Century-old fruitcake found perfectly preserved in abandoned Antarctic hut

Tom Powell
Slice of history: the fruitcake was found in edible condition: Antarctic Heritage Trust

A century-old fruitcake believed to have belonged to Captain Scott's exploration team has been found perfectly preserved in an abandoned Antarctic hut.

Conservation workers from the Antarctic Heritage Trust discovered the cake, still stuffed inside a decaying tin, while scouring a long-deserted base camp.

The cake itself was described as in “excellent condition”. It reportedly still appeared edible and did not smell rotten.

It is believed to date back to Robert Falcon Scott's ill-fated expedition in 1911, when the northern party took shelter in the hut in Cape Adare.

The cake was found in a decaying tin (Antarctic Heritage Trust)

The cake, made by the now-defunct Huntley and Palmers, based in Reading, was known to be a favourite of legendary British explorer Scott.

Programme Manager Lizzie Meek said: “With just two weeks to go on the conservation of the Cape Adare artefacts, finding such a perfectly preserved fruitcake in amongst the last handful of unidentified and severely corroded tins was quite a surprise.
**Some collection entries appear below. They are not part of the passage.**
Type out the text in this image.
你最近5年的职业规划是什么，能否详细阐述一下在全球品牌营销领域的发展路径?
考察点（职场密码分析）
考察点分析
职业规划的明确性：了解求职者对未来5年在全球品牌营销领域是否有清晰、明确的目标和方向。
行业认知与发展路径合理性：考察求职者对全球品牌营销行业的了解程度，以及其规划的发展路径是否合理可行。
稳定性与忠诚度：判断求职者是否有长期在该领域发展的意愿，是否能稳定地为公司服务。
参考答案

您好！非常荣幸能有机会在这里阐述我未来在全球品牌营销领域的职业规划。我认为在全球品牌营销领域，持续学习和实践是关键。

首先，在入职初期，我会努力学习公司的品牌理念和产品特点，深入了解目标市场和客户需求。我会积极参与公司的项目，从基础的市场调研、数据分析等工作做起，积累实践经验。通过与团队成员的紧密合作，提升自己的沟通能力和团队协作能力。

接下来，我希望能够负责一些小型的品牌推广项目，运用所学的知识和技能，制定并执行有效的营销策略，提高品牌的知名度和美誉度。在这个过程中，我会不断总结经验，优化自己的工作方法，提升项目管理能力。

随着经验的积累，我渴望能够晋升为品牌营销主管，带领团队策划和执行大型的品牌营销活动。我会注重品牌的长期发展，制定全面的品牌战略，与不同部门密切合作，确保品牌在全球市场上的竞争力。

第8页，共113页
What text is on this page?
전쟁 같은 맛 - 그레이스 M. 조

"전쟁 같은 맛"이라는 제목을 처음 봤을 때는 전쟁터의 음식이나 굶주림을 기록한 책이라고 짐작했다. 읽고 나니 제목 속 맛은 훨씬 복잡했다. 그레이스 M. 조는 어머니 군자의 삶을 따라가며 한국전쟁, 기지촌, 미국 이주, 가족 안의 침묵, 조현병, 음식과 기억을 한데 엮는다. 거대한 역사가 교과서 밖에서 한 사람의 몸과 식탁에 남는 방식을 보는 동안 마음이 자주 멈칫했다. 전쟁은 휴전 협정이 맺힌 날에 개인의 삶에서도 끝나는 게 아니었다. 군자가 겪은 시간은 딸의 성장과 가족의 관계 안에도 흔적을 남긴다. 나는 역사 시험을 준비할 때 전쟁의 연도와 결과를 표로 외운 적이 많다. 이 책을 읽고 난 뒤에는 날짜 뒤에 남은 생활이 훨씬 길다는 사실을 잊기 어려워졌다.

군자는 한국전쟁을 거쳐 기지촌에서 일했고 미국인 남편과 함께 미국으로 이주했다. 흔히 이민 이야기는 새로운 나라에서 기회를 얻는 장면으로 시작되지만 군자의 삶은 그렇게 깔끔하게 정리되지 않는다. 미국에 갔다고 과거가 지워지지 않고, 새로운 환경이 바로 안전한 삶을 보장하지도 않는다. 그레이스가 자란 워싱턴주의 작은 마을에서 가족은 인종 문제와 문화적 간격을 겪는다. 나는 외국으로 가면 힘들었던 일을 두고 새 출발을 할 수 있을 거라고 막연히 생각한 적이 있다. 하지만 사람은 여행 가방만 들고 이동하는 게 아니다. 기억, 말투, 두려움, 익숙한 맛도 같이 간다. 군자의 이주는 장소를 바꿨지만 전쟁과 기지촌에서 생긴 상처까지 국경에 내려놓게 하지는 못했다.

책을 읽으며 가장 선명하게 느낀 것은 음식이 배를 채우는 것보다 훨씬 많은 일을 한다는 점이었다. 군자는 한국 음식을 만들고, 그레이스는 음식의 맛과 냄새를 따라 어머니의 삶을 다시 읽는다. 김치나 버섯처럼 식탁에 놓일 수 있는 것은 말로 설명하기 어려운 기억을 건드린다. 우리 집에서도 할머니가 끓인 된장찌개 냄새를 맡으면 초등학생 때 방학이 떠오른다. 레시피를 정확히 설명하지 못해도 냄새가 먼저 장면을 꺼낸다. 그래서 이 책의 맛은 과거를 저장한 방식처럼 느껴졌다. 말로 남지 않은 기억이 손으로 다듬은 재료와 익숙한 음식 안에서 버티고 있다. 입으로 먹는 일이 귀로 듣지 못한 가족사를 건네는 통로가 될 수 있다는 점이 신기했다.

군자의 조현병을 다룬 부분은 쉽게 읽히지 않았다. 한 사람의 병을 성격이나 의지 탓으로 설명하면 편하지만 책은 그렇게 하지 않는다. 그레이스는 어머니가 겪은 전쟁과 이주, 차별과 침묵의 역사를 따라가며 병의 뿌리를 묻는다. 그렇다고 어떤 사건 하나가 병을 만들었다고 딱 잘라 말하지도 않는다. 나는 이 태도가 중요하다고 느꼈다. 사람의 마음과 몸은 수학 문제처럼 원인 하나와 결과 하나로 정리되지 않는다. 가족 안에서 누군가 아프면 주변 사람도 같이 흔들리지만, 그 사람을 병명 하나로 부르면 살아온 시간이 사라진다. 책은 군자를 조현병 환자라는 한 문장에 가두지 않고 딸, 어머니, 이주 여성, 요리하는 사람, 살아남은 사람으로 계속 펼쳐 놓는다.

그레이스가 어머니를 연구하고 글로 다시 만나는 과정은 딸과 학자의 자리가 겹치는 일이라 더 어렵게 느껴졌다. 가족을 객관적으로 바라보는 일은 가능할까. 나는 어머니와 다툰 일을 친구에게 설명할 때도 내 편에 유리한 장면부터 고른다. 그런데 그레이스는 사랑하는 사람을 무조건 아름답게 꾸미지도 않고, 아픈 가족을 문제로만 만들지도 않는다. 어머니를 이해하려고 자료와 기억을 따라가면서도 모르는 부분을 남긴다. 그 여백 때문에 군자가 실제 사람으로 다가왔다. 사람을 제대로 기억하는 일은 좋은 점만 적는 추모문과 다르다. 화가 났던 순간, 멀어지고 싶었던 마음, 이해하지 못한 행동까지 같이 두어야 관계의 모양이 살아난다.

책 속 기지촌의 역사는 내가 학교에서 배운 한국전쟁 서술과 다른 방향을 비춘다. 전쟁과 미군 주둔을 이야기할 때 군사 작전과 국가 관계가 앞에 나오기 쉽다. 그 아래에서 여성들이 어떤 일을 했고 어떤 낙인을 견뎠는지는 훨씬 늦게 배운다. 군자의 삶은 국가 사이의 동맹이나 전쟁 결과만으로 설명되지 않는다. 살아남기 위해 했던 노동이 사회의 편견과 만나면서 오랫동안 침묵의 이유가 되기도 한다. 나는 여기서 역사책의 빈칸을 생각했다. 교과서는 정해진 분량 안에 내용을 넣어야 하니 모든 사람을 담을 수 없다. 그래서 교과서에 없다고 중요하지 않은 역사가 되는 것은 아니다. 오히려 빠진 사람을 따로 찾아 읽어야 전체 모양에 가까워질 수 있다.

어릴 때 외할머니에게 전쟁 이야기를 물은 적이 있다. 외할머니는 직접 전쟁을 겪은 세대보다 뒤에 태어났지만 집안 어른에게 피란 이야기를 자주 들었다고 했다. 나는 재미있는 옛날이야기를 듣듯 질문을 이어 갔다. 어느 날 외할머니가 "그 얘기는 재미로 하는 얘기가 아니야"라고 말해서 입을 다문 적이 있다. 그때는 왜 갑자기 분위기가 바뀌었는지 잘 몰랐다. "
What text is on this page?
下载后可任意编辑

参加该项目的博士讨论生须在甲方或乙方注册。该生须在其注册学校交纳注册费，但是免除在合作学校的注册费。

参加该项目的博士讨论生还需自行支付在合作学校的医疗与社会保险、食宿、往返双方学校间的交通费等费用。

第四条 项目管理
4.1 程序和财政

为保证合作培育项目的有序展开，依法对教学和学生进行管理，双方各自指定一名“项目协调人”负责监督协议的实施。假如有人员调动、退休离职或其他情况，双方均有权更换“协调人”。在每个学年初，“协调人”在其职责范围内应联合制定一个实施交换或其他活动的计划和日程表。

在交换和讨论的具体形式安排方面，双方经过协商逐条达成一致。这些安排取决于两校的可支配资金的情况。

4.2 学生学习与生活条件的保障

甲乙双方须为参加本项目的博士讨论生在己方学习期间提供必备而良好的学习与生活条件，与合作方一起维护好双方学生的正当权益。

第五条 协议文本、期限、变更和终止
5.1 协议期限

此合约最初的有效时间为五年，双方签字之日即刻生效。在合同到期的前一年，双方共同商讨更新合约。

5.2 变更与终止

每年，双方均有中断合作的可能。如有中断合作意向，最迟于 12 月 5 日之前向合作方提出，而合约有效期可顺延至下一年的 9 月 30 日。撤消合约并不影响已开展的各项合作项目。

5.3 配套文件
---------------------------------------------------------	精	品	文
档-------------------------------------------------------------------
The huts were located in Cape Adare in Antarctica (AFP/Getty Images)

“It’s an ideal high-energy food for Antarctic conditions, and is still a favourite item on modern trips to the Ice.”

The Cape Adare huts, built by Norwegian Carsten Borchgrevink’s expedition in 1899, were the first in the continent. Scott's team later used them in the Terra Nova expedition from which they never returned.

Huntley and Palmers, founded in Reading in 1822, was once home to the world’s largest biscuit factory. It exported biscuits across the globe, preserved in elaborately decorated collectible tins.

The firm resumed operations in Sudbury, Suffolk, in 2006.